“For the one who is not against us is for us.” – Mark 9:40
“Denominations will always exist as long as Christians are concerned about both unity and purity.” By this I think pastor and author Tim Keller is saying that if we were only concerned about one of the two, unity for example, then we could all meet together in one church and put all our differences aside. However, if we were concerned with only purity in our theology and doctrine, at the expense of unity, then we couldn’t meet with anyone at all! So what we are left with is a denomination, a balance where we can agree enough with one another theologically to work together and be unified enough that we can live with the remaining differences.
A kingdom mindset in missions (or even within a local US church setting) says that the denominational differences are great enough that my conscience compels me to align with a particular group, but not so great as to keep me from working alongside another because our ultimate goal is the same. There is something unifying within the idea that we are all laboring under the same banner. And it smacks of pride to imagine that our group alone will fulfill the task all Christ’s disciples have been commissioned to commit oneself.

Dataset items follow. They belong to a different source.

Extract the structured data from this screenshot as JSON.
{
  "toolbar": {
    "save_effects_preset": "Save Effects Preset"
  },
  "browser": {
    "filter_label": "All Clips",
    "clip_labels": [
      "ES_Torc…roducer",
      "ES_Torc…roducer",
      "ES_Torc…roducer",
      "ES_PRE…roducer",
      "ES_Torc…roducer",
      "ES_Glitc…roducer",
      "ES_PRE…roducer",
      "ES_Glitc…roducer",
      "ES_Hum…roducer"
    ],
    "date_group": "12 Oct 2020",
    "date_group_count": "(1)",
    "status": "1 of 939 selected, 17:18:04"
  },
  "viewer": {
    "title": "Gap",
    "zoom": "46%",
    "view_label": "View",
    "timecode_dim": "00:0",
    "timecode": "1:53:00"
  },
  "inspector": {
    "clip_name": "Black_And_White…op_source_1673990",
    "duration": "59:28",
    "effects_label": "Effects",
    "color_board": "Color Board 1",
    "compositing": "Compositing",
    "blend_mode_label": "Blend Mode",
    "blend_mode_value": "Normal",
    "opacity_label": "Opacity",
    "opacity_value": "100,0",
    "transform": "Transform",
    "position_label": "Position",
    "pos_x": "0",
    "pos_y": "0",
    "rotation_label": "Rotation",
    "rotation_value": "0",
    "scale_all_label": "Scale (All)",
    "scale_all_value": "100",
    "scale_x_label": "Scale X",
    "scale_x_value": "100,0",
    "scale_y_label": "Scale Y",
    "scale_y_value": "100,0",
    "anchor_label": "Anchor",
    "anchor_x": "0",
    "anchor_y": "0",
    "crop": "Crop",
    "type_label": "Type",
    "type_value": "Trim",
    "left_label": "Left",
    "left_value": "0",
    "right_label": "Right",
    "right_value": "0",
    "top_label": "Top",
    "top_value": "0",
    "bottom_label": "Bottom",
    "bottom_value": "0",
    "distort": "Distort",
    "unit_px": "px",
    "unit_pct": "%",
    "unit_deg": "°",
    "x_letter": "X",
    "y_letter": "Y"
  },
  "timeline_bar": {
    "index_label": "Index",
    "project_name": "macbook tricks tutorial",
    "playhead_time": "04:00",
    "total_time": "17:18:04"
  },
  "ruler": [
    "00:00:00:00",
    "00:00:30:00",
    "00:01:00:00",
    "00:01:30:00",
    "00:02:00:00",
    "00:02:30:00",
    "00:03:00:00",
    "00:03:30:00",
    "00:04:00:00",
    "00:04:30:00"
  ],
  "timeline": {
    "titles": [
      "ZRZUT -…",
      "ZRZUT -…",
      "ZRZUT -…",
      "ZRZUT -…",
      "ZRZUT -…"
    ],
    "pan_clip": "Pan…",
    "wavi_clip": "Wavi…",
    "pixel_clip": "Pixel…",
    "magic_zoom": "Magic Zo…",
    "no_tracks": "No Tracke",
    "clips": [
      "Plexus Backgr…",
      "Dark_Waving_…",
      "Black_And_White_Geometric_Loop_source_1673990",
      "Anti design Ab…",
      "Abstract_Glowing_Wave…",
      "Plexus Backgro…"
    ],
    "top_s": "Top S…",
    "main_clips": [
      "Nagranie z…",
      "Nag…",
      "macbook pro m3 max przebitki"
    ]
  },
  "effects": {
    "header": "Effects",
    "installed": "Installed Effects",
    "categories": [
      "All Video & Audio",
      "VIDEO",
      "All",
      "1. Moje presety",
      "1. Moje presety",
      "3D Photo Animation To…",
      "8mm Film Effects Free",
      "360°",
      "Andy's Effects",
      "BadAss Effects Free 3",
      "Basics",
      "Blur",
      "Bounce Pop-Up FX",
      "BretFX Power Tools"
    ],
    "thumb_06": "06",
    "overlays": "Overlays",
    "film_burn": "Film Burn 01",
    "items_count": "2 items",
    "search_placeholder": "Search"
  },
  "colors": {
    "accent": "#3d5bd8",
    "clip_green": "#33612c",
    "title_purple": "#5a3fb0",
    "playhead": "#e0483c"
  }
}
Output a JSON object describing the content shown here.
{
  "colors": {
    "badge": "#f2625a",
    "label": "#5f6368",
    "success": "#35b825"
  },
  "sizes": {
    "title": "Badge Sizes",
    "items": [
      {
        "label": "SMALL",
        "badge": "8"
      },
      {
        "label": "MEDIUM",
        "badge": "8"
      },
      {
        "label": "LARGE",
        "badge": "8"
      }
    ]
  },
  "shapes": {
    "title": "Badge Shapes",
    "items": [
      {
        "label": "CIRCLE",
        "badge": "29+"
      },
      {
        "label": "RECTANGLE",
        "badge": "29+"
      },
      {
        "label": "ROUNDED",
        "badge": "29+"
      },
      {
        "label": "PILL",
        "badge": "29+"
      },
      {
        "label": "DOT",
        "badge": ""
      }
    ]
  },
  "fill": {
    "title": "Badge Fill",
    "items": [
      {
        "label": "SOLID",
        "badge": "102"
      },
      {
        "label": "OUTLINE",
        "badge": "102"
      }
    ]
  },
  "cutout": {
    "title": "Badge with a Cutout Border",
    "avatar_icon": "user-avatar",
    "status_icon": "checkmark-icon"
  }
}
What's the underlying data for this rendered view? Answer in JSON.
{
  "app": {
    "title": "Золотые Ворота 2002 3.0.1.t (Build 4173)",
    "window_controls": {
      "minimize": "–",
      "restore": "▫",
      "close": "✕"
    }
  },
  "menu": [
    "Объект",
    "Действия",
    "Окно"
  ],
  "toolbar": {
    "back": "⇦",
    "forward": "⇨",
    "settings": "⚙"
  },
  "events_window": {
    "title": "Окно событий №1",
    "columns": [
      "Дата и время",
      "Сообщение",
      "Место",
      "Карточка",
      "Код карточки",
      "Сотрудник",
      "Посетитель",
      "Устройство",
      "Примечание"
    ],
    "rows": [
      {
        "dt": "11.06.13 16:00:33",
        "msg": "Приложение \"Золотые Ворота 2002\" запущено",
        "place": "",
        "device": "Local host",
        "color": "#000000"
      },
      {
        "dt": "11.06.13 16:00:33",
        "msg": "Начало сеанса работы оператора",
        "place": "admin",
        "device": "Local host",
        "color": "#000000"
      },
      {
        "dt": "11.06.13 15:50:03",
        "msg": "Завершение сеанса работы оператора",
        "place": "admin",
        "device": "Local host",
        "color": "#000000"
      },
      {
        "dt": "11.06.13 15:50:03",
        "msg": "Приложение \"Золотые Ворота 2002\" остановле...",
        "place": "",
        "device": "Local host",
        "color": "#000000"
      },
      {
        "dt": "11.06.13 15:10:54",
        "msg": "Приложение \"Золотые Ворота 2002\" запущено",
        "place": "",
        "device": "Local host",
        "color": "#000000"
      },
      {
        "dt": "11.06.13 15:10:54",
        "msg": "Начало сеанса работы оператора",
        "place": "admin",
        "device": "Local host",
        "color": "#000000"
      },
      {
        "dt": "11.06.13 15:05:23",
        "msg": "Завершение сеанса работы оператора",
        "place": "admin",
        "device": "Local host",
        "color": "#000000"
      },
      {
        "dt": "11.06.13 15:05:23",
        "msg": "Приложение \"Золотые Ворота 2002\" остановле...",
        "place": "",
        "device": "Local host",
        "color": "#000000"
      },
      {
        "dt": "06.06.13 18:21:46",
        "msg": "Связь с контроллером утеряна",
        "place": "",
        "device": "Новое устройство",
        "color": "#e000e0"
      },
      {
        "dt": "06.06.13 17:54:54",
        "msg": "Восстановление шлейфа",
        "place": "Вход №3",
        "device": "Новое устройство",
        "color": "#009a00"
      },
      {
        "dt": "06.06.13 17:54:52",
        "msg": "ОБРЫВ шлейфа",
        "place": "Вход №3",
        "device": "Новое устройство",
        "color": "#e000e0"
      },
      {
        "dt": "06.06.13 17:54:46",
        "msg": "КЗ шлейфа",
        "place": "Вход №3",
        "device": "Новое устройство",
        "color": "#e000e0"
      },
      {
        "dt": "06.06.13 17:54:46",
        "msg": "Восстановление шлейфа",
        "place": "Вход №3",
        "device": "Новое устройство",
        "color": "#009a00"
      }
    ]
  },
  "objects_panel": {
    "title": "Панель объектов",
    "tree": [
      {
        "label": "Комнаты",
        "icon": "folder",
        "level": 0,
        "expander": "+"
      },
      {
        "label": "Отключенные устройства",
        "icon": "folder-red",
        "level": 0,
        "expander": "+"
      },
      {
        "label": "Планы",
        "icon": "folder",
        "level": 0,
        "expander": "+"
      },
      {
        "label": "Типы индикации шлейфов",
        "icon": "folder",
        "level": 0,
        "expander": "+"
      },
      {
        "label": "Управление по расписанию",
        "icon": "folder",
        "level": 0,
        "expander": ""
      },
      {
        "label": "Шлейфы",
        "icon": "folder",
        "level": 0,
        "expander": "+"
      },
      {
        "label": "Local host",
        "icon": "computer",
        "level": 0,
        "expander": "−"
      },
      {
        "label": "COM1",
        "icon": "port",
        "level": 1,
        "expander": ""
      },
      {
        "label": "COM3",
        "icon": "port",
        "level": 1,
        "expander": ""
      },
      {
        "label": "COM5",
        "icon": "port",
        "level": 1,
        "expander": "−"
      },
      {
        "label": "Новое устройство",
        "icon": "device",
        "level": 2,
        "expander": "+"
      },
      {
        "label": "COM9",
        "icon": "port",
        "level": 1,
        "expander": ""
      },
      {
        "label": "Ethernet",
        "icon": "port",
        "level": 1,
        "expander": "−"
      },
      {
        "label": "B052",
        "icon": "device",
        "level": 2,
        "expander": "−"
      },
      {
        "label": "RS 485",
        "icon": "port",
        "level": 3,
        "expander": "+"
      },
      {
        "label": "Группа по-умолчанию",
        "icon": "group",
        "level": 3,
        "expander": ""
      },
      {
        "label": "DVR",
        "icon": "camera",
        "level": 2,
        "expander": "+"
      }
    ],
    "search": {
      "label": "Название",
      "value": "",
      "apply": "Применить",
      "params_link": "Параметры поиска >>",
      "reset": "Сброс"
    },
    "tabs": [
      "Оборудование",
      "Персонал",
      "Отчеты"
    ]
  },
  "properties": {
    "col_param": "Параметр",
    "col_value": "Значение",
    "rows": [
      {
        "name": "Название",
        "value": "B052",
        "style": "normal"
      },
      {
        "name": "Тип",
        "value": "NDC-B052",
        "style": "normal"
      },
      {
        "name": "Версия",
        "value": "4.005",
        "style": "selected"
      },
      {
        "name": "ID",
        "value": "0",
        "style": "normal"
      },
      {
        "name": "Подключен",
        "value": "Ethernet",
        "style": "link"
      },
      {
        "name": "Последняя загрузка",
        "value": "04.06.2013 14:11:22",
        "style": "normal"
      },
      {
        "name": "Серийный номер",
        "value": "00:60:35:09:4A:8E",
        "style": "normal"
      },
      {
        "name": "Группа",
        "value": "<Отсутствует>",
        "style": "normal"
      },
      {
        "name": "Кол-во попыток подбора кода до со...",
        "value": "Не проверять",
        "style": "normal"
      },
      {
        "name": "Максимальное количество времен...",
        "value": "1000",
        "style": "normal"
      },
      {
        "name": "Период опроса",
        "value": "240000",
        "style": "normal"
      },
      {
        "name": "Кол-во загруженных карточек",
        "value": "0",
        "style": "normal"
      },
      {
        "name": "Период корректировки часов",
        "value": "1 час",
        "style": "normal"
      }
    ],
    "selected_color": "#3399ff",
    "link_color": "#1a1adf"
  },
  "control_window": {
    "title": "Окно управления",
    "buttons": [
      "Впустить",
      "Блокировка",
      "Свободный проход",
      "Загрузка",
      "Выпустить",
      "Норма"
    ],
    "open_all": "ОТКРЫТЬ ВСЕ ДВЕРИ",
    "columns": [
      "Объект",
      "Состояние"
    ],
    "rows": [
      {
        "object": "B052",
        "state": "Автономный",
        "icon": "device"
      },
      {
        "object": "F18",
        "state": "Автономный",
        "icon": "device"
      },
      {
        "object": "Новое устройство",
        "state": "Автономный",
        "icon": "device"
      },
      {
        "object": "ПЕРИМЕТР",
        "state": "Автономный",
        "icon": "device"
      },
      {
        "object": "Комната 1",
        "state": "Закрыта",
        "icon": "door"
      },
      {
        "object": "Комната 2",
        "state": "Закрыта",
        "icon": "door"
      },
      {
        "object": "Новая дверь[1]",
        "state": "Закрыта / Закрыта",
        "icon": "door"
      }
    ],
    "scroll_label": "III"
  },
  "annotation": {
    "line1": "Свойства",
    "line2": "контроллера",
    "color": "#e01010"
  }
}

In the preface of his book Mere Christianity, C. S. Lewis describes a hallway with many doors that branch off from it that lead to separate rooms. He writes that the hallway is mere Christianity and that the rooms represent all the individual churches that originate from the central core of the hallway. He makes an important warning to those that would reject the uniqueness of the different expressions of the kingdom:
“It is in the rooms, not in the hall, that there are fires and chairs and meals. The hall is a place from which to try the various doors, not a place to live in. For that purpose the worst of the rooms (whichever that may be) is, I think, preferable.”
What I think we should take away from this well-crafted admonition is that our pursuit of doctrinal purity must always be balanced by the fact that we all entered from the same hallway. We are not advocating an abandonment of why we chose our room to begin with (Reformed distinctives and gospel standards), but rather embracing a truly evangelical mission to establish God’s kingdom in the whole world and in new generations.
“When you have reached your own room, be kind to those who have chosen different doors and to those who are still in the hall. If they are wrong they need your prayers all the more; and if they are your enemies, then you are under orders to pray for them. That is one of the rules common to the whole house.”
What this kingdom mindset will look like from our team is a willingness to cross the hall and join in working side by side to train, disciple, coach, and resource those from other apartments. We actively seek ways to collaborate with other organizations in the Spanish-speaking world to further the vision of seeing churches in Argentina multiply and advance theologically and ministerially for a greater voice in God’s Kingdom.
The church in Latin America needs to learn from the church in Asia just as much as the church in Europe needs to learn church planting principles from Africa. The church in the US needs the Latin American church’s voice to speak into how the kingdom can expand and spread within our ever changing cultural and ethnic makeup. We need one another. The next generation needs the previous one. The PCA needs other voices to speak into it from other rooms that it may express the Gospel in ways that are both reverent and relevant.